En conséquence, les moyens militaires sont le seul moyen pour la Russie d'atteindre son objectif politique minimal dans le cadre de l'opération spéciale consistant à amener ces deux pays à reconnaître ses nouvelles frontières, mais elle répugnerait à s'arrêter là, quand bien même cela serait obtenu après tous les coûts supportés pour en arriver là. Le président Poutine ne pourrait pas accepter de geler le conflit sans atteindre certains de ses objectifs en matière de sécurité, même s'il ne s'agit que de l'abandon superficiel par l'Ukraine de ses projets d'adhésion à l'OTAN, tout en restant un membre informel du bloc.

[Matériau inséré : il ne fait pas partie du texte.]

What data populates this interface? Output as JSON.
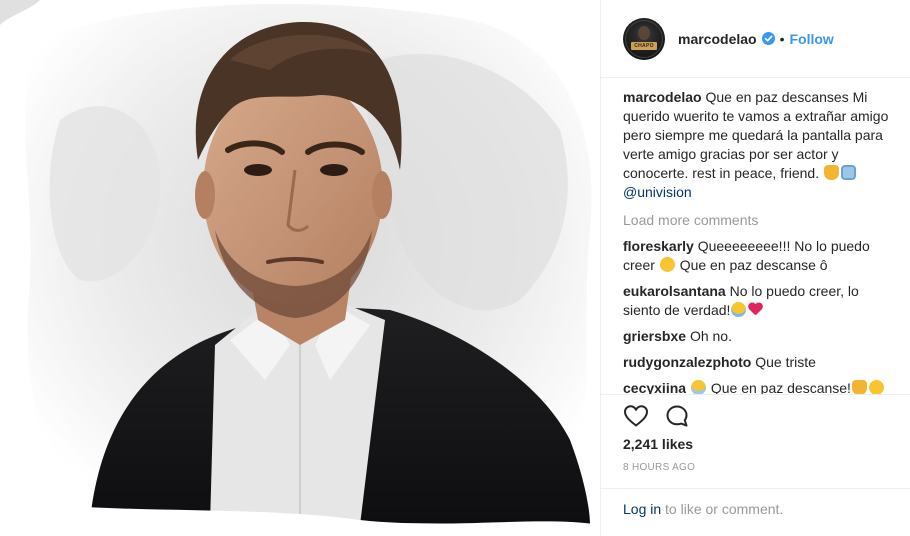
{
  "header": {
    "username": "marcodelao",
    "separator": "•",
    "follow_label": "Follow",
    "avatar_text": "CHAPO"
  },
  "caption": {
    "username": "marcodelao",
    "text": "Que en paz descanses Mi querido wuerito te vamos a extrañar amigo pero siempre me quedará la pantalla para verte amigo gracias por ser actor y conocerte. rest in peace, friend.",
    "mention": "@univision"
  },
  "load_more": "Load more comments",
  "comments": [
    {
      "username": "floreskarly",
      "text_before": "Queeeeeeee!!! No lo puedo creer",
      "text_after": "Que en paz descanse ô"
    },
    {
      "username": "eukarolsantana",
      "text_before": "No lo puedo creer, lo siento de verdad!",
      "text_after": ""
    },
    {
      "username": "griersbxe",
      "text_before": "Oh no.",
      "text_after": ""
    },
    {
      "username": "rudygonzalezphoto",
      "text_before": "Que triste",
      "text_after": ""
    },
    {
      "username": "cecyxiina",
      "text_before": "",
      "text_after": "Que en paz descanse!"
    }
  ],
  "likes": "2,241 likes",
  "timestamp": "8 HOURS AGO",
  "footer": {
    "login_label": "Log in",
    "rest": "to like or comment."
  },
  "icons": {
    "like": "heart-icon",
    "comment": "comment-icon",
    "verified": "verified-badge-icon"
  },
  "colors": {
    "link_blue": "#3897f0",
    "mention_blue": "#003569",
    "muted": "#999999",
    "text": "#262626"
  }
}
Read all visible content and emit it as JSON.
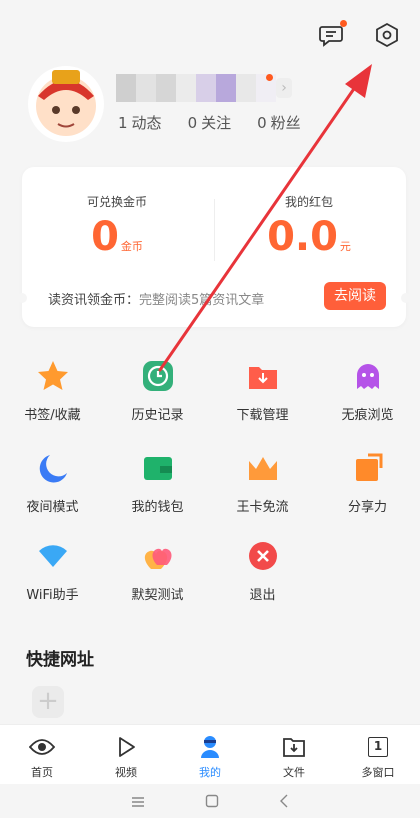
{
  "header": {
    "icons": [
      "message-icon",
      "settings-hexagon-icon"
    ]
  },
  "profile": {
    "stats": [
      {
        "num": "1",
        "label": "动态"
      },
      {
        "num": "0",
        "label": "关注"
      },
      {
        "num": "0",
        "label": "粉丝"
      }
    ]
  },
  "card": {
    "coins_label": "可兑换金币",
    "coins_value": "0",
    "coins_unit": "金币",
    "redpacket_label": "我的红包",
    "redpacket_value": "0.0",
    "redpacket_unit": "元",
    "cta_title": "读资讯领金币：",
    "cta_sub": "完整阅读5篇资讯文章",
    "cta_button": "去阅读"
  },
  "grid": [
    {
      "label": "书签/收藏",
      "icon": "star-icon"
    },
    {
      "label": "历史记录",
      "icon": "clock-icon"
    },
    {
      "label": "下载管理",
      "icon": "download-folder-icon"
    },
    {
      "label": "无痕浏览",
      "icon": "ghost-icon"
    },
    {
      "label": "夜间模式",
      "icon": "moon-icon"
    },
    {
      "label": "我的钱包",
      "icon": "wallet-icon"
    },
    {
      "label": "王卡免流",
      "icon": "crown-icon"
    },
    {
      "label": "分享力",
      "icon": "share-icon"
    },
    {
      "label": "WiFi助手",
      "icon": "wifi-icon"
    },
    {
      "label": "默契测试",
      "icon": "hearts-icon"
    },
    {
      "label": "退出",
      "icon": "exit-icon"
    }
  ],
  "shortcuts": {
    "title": "快捷网址",
    "add": "+"
  },
  "nav": [
    {
      "label": "首页",
      "icon": "eye-icon",
      "active": false
    },
    {
      "label": "视频",
      "icon": "play-icon",
      "active": false
    },
    {
      "label": "我的",
      "icon": "user-icon",
      "active": true
    },
    {
      "label": "文件",
      "icon": "folder-download-icon",
      "active": false
    },
    {
      "label": "多窗口",
      "icon": "window-count-icon",
      "active": false
    }
  ],
  "nav_window_count": "1",
  "colors": {
    "accent": "#ff6633",
    "active_blue": "#2a8cff",
    "annotation_arrow": "#e8343a"
  }
}
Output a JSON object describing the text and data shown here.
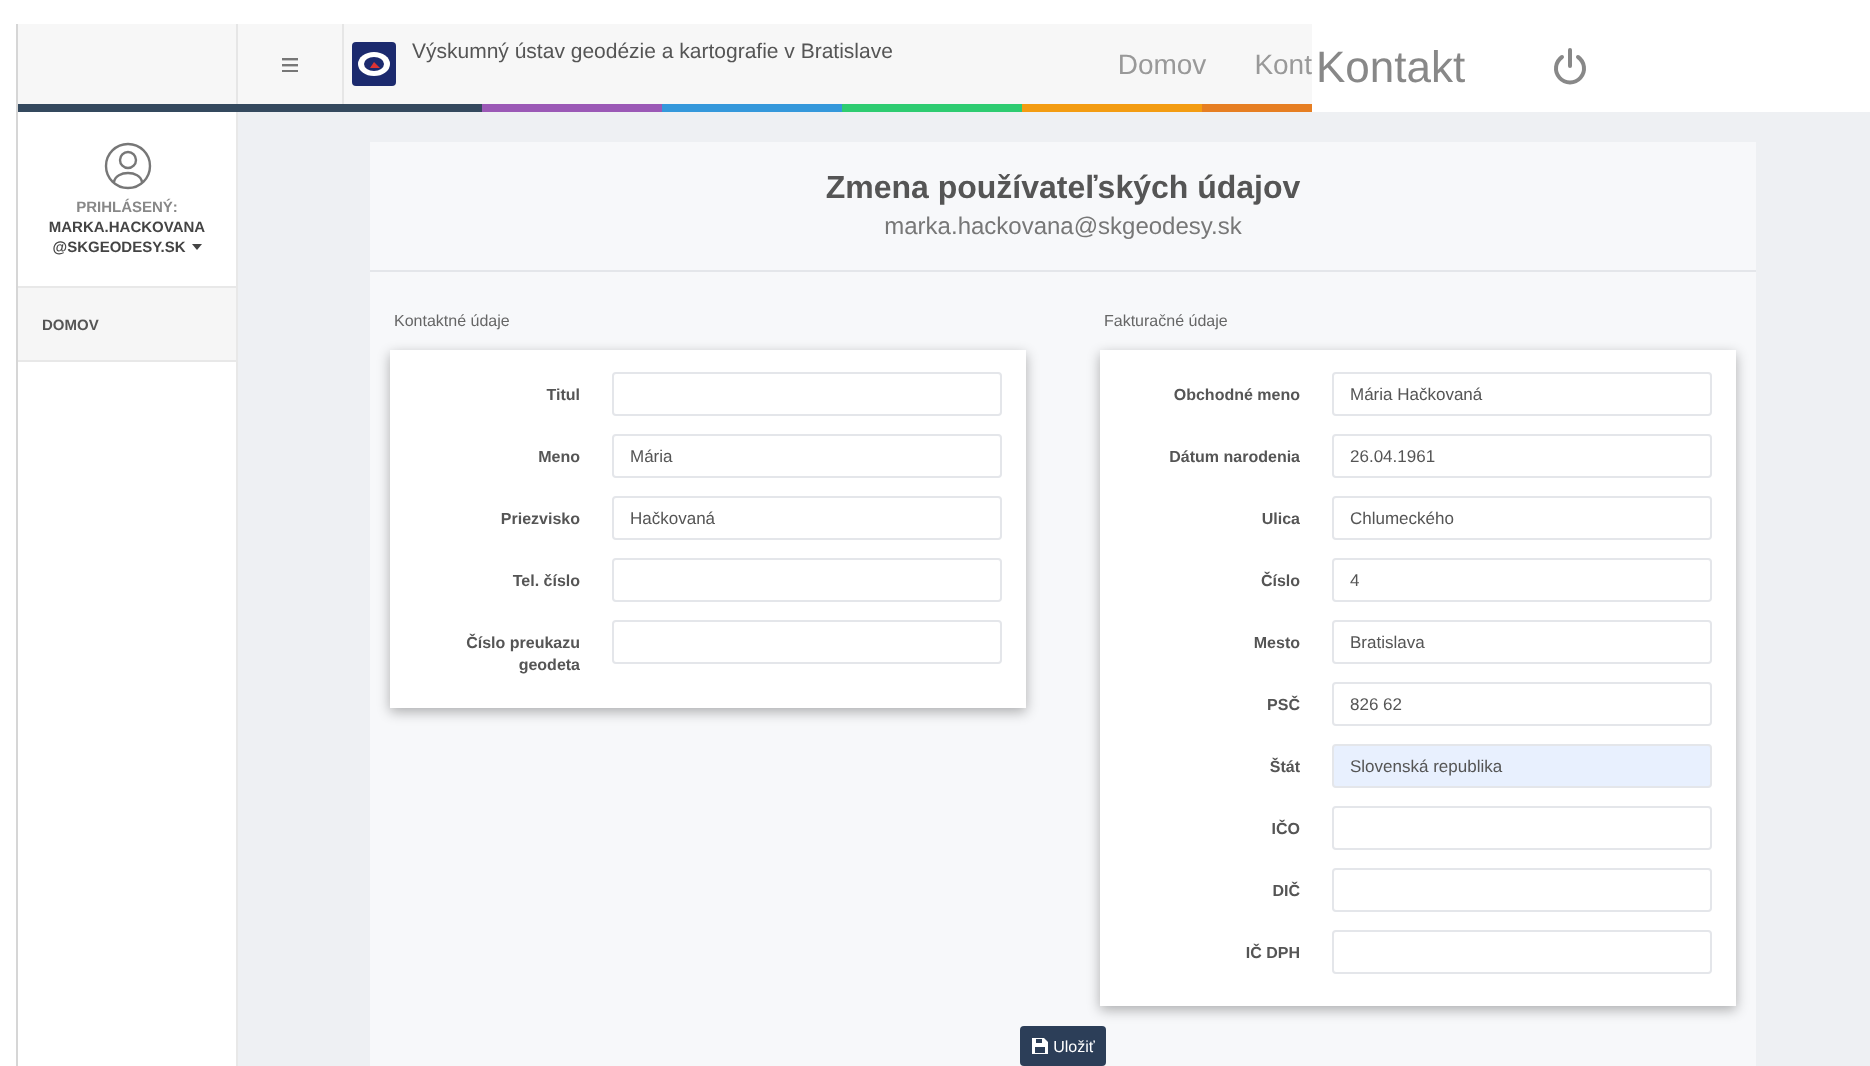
{
  "header": {
    "org_title": "Výskumný ústav geodézie a kartografie v Bratislave",
    "nav": [
      {
        "label": "Domov"
      },
      {
        "label": "Kont"
      }
    ],
    "overlay_label": "Kontakt"
  },
  "sidebar": {
    "user_caption": "PRIHLÁSENÝ:",
    "user_name": "MARKA.HACKOVANA",
    "user_domain": "@SKGEODESY.SK",
    "items": [
      {
        "label": "DOMOV",
        "selected": true
      }
    ]
  },
  "panel": {
    "title": "Zmena používateľských údajov",
    "subtitle": "marka.hackovana@skgeodesy.sk",
    "sections": [
      {
        "title": "Kontaktné údaje",
        "fields": [
          {
            "label": "Titul",
            "focused": false
          },
          {
            "label": "Meno",
            "value": "Mária",
            "focused": false
          },
          {
            "label": "Priezvisko",
            "value": "Hačkovaná",
            "focused": false
          },
          {
            "label": "Tel. číslo",
            "focused": false
          },
          {
            "label": "Číslo preukazu geodeta",
            "focused": false
          }
        ]
      },
      {
        "title": "Fakturačné údaje",
        "fields": [
          {
            "label": "Obchodné meno",
            "value": "Mária Hačkovaná",
            "focused": false
          },
          {
            "label": "Dátum narodenia",
            "value": "26.04.1961",
            "focused": false
          },
          {
            "label": "Ulica",
            "value": "Chlumeckého",
            "focused": false
          },
          {
            "label": "Číslo",
            "value": "4",
            "focused": false
          },
          {
            "label": "Mesto",
            "value": "Bratislava",
            "focused": false
          },
          {
            "label": "PSČ",
            "value": "826 62",
            "focused": false
          },
          {
            "label": "Štát",
            "value": "Slovenská republika",
            "focused": true
          },
          {
            "label": "IČO",
            "focused": false
          },
          {
            "label": "DIČ",
            "focused": false
          },
          {
            "label": "IČ DPH",
            "focused": false
          }
        ]
      }
    ],
    "save_button": "Uložiť"
  }
}
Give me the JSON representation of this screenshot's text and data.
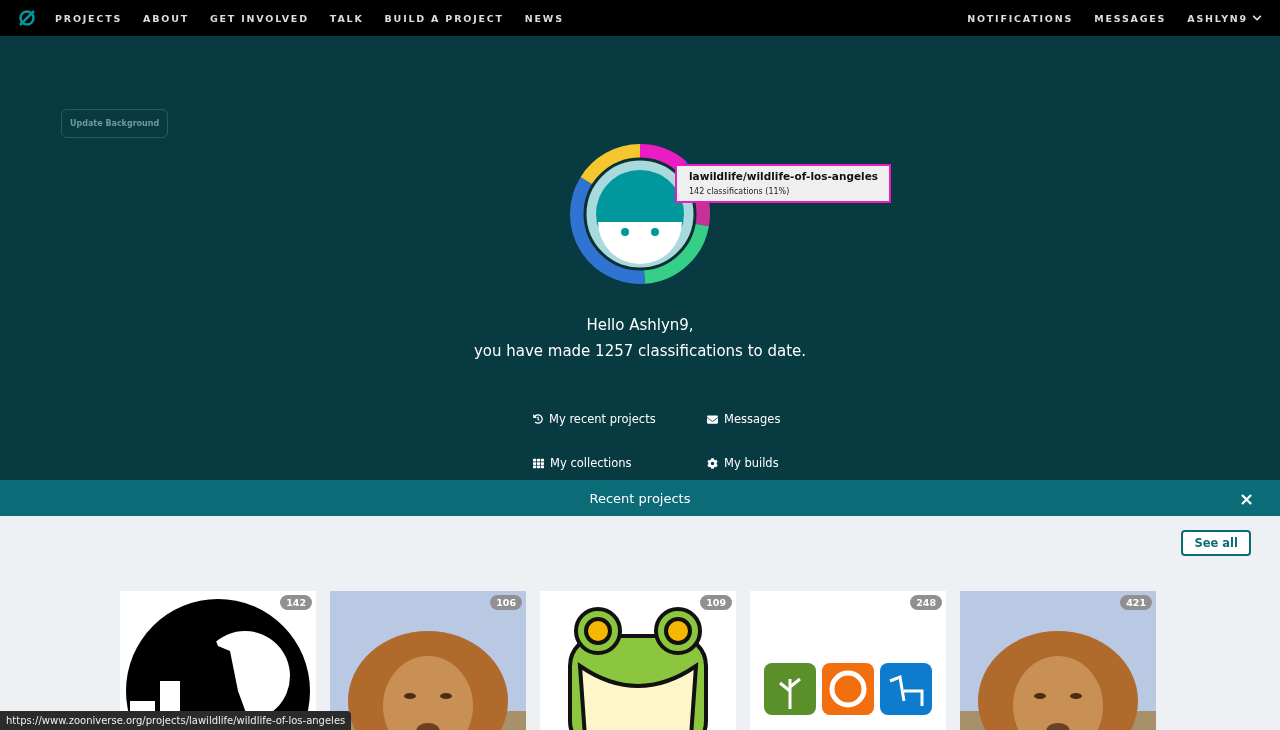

En toute honnêteté, l'Ukraine et l'Occident ont plus à gagner en acceptant les généreuses conditions de cessez-le-feu du président Poutine, puis en redoublant de militarisation, indépendamment d'une éventuelle reprise du conflit, qu'en continuant à se battre en vain pour déloger la Russie du territoire que Kiev revendique comme le sien. Les tendances militaro-stratégiques sont entièrement en faveur de la Russie en raison de sa victoire sur l'OTAN dans la "course à la logistique"/"guerre d'usure" ; il serait donc parfaitement logique que le bloc demande un temps d'arrêt afin de se réarmer.
Même si le bloc décide de ne pas reprendre les hostilités, l'Ukraine peut encore s'armer jusqu'aux dents et disposer de suffisamment de temps pour former ses troupes à l'utilisation de systèmes d'armes sophistiqués, tandis que les États-Unis peuvent continuer à armer leurs alliés asiatiques dans le cadre de leurs efforts d'endiguement de la Chine.
Le problème, de leur point de vue, est qu'ils doivent d'abord reconnaître tacitement qu'ils n'ont pas réussi à vaincre stratégiquement la Russie comme ils l'avaient juré ainsi que reconnaître ses nouvelles frontières.
Ces deux éléments étant politiquement inacceptables, ils préfèrent continuer à se battre en vain pour sauver leur réputation, même au risque que tout bascule dans la Troisième Guerre mondiale. Ils s'arrêteront uniquement s'ils obtiennent quelque chose de symbolique qu'ils pourront ensuite faire passer pour une victoire stratégique. Cela pourrait être obtenu par l'entrée formelle des troupes de l'OTAN en Ukraine et l'adhésion de facto de ce pays au bloc, par exemple, même si Kiev perd davantage de terres au cours du processus.
Pour eux, la seule chose qui compte, est l'aspect visuel de la victoire, même si elle n'est en définitive qu'une victoire à la Pyrrhus, après les énormes coûts militaires, économiques et d'opportunité payés pour l'obtenir. Puisque leur objectif stratégique de vaincre la Russie est inatteignable, ils cherchent désespérément à donner l'impression d'avoir atteint l'un de leurs objectifs politiques avant d'accepter de mettre fin à cette guerre par procuration. Ces calculs sont extrêmement dangereux, puisqu'ils suggèrent que l'Occident est prêt à risquer la Troisième Guerre mondiale pour obtenir ce résultat.
Andrew Korybko est un analyste politique américain basé à Moscou, spécialisé dans la transition systémique mondiale vers la multipolarité.